W dotrzymaniu mojego postanowienia pomaga mi spersonalizowany terminarz na rok 2017, którego okładka mówi sama za siebie. Kalendarz pochodzi z internetowego sklepu MyGiftDNA, gdzie znajdziemy jeszcze inne wzory terminarzy, które można samemu personalizować-ja mam akurat TEN. Nie wyobrażałam sobie, że przejdę przez 2017 rok bez kalendarza i mojego motta, które z prawdziwą przyjemnością zleciłam umieścić na okładce. Kalendarz poza funkcją terminarza posiada też adresownik, mapy, numery kierunkowe telefonów czy jednostki miar i wag.To też idealny prezent, który każdemu się przyda, a specjalna dedykacja dla obdarowanego, sprawi, że będzie to podarunek prosto z serca!
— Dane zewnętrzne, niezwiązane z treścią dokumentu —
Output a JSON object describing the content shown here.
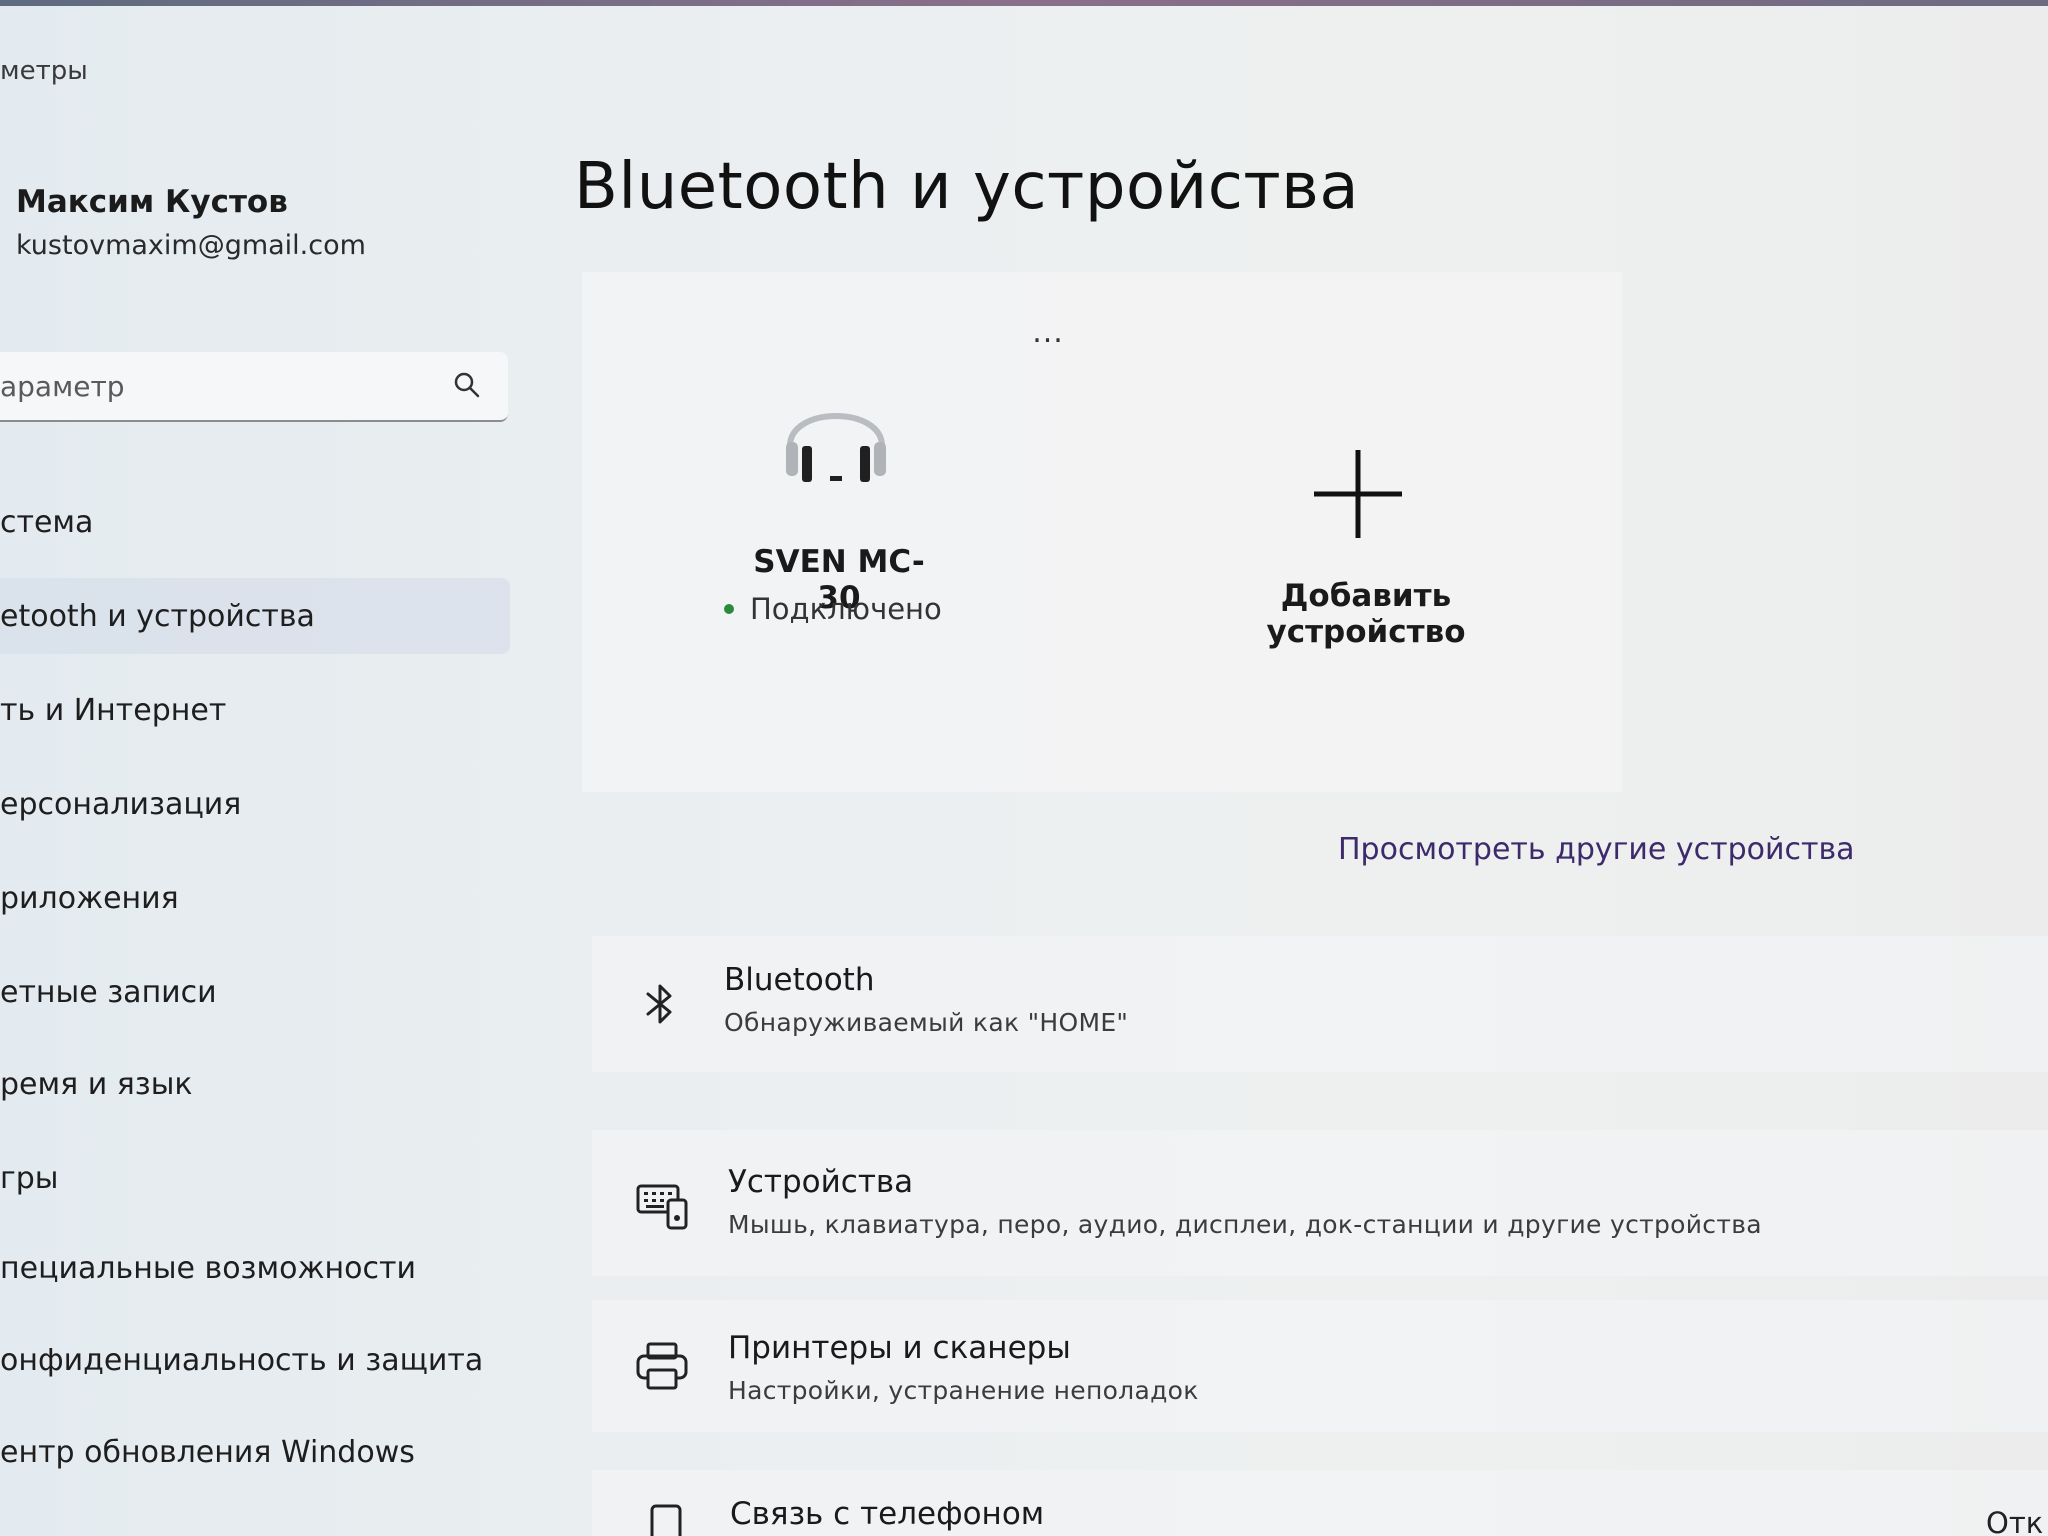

Poza marzeniami jest jeszcze inny pozytywny czynnik posiadania kalendarza- bardziej praktyczny. Znacie mnie i wiecie, że pamięć u mnie bywa słaba***. Często zawalałam coś również w sprawach rodzinnych. Albo pojechałam za szybko na umówioną wizytę, albo za późno, albo wcale. Liczne kartki i karteluszki z zapisanymi terminami i godzinami wizyt bardzo lubiły zabawę w chowanego.
Jeszcze nie ma 2017 roku a już mam zanotowanych kilka ważnych terminów, liczę więc, że będę bardziej zorganizowana niż do tej pory.

Co do mojego marzenia do spełnienia na rok 2017. Chyba się domyśliliście, że jest to...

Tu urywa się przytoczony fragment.